En mi Philippe de Comines se lee lo que sigue: «Encontraréis en esta obra lenguaje dulce y grato, de sencillez ingenua; la narración es pura y en ella resplandece la buena fe del autor; exento de toda vanidad cuando habla de sí mismo y de afección y envidia cuando habla de los demás. Sus discursos y exhortaciones van acompañados más bien de celo y de verdad que de alarde de saber. En todas sus páginas la gravedad y autoridad muestran al hombre mecido en buena cuna y educado en el gobierno de los negocios importantes».

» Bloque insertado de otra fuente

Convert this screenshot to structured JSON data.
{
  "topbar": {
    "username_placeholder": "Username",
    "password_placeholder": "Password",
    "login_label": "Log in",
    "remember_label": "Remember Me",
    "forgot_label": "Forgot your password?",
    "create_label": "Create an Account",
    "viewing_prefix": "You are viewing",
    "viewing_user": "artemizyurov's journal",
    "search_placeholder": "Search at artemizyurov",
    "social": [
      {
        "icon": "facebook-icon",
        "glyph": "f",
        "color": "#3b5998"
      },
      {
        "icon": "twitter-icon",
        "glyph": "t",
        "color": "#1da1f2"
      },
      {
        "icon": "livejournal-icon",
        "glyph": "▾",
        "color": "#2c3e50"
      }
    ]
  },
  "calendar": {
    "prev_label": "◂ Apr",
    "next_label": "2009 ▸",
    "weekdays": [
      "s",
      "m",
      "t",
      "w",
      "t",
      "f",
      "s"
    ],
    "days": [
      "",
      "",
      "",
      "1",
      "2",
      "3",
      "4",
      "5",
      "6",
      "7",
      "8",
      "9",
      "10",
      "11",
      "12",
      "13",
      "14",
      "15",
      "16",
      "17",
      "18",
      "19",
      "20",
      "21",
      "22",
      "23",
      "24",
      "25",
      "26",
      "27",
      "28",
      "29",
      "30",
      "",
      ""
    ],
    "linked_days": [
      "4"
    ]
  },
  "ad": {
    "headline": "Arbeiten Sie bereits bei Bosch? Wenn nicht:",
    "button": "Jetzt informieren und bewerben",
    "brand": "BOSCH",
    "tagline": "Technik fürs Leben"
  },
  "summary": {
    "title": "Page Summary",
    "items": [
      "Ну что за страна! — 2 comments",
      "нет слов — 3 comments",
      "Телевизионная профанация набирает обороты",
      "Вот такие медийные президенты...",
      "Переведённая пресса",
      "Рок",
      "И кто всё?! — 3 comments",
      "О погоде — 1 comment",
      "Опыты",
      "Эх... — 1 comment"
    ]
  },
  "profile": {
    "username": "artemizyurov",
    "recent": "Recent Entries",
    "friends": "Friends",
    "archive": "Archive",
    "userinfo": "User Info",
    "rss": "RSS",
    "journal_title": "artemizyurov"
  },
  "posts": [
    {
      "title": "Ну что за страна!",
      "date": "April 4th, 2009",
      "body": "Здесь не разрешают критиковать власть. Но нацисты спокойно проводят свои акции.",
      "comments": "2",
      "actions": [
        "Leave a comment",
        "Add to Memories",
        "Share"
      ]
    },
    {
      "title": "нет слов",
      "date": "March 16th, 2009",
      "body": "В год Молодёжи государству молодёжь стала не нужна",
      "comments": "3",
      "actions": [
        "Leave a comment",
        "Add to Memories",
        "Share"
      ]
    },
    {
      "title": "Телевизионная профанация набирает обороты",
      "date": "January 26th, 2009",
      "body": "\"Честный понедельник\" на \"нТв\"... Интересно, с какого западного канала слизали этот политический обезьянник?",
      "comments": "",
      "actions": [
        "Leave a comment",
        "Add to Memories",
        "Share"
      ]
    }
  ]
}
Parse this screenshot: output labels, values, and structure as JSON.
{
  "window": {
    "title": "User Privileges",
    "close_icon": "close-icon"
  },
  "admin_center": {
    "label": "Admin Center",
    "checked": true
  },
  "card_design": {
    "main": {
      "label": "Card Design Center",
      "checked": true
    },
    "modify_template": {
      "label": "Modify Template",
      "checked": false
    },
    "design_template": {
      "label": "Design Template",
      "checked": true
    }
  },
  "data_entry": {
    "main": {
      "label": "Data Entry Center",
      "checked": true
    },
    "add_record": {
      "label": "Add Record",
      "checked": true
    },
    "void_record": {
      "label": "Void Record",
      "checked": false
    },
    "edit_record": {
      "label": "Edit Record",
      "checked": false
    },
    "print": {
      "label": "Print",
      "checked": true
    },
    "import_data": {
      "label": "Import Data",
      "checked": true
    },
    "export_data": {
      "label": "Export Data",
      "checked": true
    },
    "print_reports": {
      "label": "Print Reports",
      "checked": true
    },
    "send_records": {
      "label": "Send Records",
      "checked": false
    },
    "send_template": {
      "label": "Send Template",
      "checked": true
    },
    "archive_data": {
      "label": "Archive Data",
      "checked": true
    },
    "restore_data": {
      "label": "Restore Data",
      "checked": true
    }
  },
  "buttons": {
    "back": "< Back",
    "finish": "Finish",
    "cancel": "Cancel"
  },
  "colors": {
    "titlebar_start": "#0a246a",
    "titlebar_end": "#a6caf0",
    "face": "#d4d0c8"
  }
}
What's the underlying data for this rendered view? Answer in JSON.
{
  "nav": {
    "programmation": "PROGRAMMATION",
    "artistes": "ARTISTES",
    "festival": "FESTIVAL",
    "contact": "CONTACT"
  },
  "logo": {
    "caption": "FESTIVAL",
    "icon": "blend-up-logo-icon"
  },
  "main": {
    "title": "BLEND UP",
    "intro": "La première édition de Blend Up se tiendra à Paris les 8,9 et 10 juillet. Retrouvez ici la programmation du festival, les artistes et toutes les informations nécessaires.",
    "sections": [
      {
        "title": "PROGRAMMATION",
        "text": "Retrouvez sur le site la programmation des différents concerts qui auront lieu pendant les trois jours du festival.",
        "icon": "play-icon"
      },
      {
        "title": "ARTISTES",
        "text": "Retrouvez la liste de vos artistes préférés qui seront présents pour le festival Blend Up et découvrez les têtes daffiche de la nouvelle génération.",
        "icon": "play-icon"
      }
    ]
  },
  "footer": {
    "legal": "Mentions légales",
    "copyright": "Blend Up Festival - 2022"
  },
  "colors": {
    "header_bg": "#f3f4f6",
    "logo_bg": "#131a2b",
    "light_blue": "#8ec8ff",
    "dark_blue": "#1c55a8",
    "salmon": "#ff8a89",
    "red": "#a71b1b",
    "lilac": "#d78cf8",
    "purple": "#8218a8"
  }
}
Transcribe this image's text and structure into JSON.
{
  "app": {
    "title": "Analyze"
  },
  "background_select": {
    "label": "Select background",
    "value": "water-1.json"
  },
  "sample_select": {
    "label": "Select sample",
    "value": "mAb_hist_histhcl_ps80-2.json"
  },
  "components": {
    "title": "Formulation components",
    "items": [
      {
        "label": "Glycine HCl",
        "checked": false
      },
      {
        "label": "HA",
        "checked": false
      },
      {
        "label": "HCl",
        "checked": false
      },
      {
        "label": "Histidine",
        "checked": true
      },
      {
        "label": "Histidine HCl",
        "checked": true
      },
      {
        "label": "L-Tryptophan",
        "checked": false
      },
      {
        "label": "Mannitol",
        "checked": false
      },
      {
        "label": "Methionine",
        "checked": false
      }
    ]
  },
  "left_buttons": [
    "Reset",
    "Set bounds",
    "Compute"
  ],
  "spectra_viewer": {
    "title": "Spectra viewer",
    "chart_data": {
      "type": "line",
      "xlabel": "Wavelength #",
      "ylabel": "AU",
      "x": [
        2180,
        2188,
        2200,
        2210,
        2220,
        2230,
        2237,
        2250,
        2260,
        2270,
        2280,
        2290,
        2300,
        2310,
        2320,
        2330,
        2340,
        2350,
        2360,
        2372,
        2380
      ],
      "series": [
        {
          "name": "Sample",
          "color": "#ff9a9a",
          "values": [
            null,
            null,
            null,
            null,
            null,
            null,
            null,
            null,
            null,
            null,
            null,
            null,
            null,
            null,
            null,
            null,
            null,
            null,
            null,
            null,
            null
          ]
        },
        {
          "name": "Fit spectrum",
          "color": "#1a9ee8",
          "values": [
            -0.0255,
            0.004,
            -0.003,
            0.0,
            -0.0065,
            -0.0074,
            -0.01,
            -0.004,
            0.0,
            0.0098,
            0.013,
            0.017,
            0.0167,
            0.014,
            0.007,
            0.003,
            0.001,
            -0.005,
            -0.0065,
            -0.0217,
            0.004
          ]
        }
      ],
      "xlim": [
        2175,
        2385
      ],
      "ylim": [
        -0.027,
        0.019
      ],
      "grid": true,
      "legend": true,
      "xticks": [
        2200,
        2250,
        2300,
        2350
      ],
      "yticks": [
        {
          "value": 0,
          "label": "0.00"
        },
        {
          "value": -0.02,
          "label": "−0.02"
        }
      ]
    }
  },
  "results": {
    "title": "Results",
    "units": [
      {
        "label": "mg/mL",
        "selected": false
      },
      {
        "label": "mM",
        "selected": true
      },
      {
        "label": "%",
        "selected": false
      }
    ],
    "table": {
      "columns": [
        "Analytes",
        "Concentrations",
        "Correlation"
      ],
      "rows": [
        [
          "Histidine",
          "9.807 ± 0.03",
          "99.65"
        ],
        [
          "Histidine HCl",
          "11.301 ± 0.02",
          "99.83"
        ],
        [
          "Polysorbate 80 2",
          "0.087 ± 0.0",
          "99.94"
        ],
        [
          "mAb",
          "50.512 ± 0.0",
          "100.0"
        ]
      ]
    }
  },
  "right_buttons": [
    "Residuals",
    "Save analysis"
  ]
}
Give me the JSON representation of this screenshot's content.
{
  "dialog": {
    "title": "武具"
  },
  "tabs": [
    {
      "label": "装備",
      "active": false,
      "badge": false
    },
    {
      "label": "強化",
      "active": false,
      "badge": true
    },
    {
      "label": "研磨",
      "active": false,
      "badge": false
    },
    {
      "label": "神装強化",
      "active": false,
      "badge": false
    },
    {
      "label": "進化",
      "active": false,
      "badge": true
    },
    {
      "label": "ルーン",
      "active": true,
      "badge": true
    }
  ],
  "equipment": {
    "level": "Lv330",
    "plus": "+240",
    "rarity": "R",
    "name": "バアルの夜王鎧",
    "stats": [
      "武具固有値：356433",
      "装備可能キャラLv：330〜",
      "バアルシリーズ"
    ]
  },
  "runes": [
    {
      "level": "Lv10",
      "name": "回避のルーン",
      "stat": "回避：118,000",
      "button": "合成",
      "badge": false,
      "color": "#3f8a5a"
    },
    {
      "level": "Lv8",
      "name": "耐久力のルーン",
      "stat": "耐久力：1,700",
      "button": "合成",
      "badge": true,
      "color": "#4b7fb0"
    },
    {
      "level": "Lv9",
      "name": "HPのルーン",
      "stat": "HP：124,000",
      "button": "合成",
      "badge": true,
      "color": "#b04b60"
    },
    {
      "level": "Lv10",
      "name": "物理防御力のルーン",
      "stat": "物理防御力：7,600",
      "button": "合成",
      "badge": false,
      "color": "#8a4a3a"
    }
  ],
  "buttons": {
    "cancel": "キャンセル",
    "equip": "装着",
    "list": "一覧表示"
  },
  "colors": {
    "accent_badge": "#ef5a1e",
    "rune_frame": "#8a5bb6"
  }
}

En las Memorias del señor du Bellay escribí: «Es siempre grato ver las cosas relatadas por aquellos que por experiencia vieron cómo es preciso manejarlas; mas es evidente que en estos dos autores se descubre una falta grande de franqueza y no toda la libertad que fuera de desear, como la que brilla en los antiguos cronistas, en Joinville, por ejemplo, amigo de san Luis; Eginard, canciller de Carlomagno, y de fecha más reciente, en Philippe de Comines. Estas memorias son más bien una requisitoria en favor del rey Francisco contra el emperador Carlos V, que una obra histórica. No quiero creer que hayan alterado nada de los hechos principales, pero sí que modelaron el juicio de los sucesos con sobrada frecuencia, y a veces sin fundamento, en ventaja nuestra, omitiendo cuanto pudiera haber de escabroso en la vida del adversario del emperador. Lo prueba el olvido en que dejaron las maquinaciones de los señores de Montmorency y de Brion, y el nombre de la señora de Étampes, que ni siquiera figura para nada en el libro. Pueden ocultarse las acciones secretas, pero callar lo que todo el mundo sabe, y sobre todo aquellos hechos que produjeron efectos de trascendencia pública, es una falta imperdonable. En conclusión, para conocer por entero al rey Francisco y los hechos acontecidos en su tiempo, hay que buscar otras fuentes si quiere creerse mi dictamen. El provecho que de aquí puede sacarse reside en la relación de las batallas y expediciones guerreras en que los Du Bellay tomaron parte, en algunas frases y acciones privadas de los príncipes de la época, y en los asuntos y negociaciones despachados por el señor de Langeay, donde se encuentran muchas cosas dignas de ser sabidas y reflexiones nada vulgares».